Maria Acosta has sued the Bastrop County, its police department, and its school district after a tragic accident left her son Noe Nino de Rivera with a brain injury. Acosta says that her son had broken up a fight at Cedar Creek High School when police arrived. They told him to put his hands in the air, but she says that they shot him anyway with a taser that knocked him to the ground where he struck his head causing “a severe brain hemorrhage”. Randy McMillan, a Bastrop County sheriff’s officer who works as a school resource officer, is named in the lawsuit. Police say that Noe Nino or “N.N.” acted “aggressively.”

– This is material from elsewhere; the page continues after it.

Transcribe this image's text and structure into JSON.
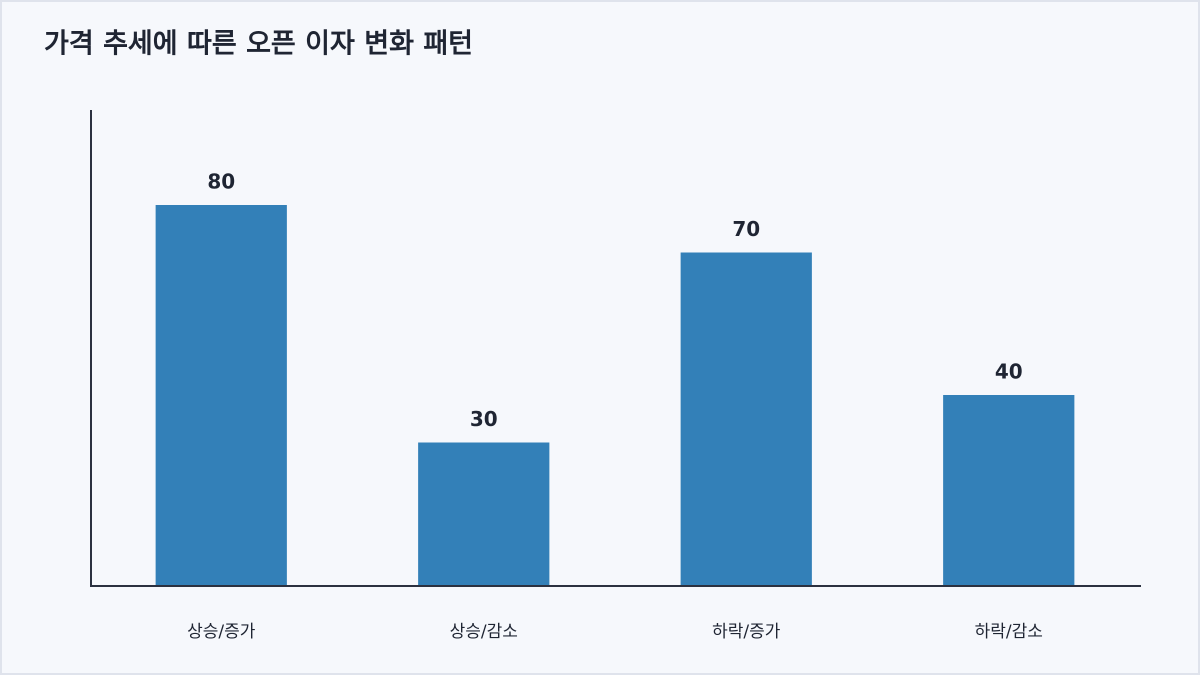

The complaint, which can be read here, says that the fight was over when McMillan arrived. She says that her son actually broke up the fight when McMillan arrived and told him to step back. He allegedly did so and put his hand in the air before being shot. We have not seen the answer to the complaint from McMillan or the district.
However, one news report has a statement from Sissy Jones of the Bastrop County Sheriff’s Office who says that there is a video of the incident showing de Rivera “being aggressive.” She describes the video as showing a scene where “One of the officers puts his hand on de Rivera’s chest and says, you need to back up and that’s when de Rivera hits the officer’s hand.” “Hits the officer’s hand” is aggression but does it warrant shooting the kid with a taser? Students have told the media that it was McMillan who attacked aggressively and that Noe Nino or “N.N.” was trying to get the officer to listen to him.
What is clear is that the boy hit his head on the ground as he fell. She says that they then handcuffed the unconscious boy and “delayed in calling for medical assistance even though N.N. was in an obvious emergency medical situations.” News reports state that he was eventually airlifted to a hospital or put into a medically induced coma and remains in a coma.
Assuming the video shows N.N. slapping away the hand of the officer, the jury may still be faced with a question of excessive force. We have previously discussed how tasers are now used as a first option where physically restraining people or defusing a situation were once attempted (here and here and here and here and here and here). The use of a taser at a school raises immediate concerns along these lines. There were reportedly two officers present when the taser was used on N.N. What is clear is that police continue to view tasters as largely harmless weapons despite serious injuries documented around the world.
The case also is the latest example of the criminalization of our schools, which we have previously discussed.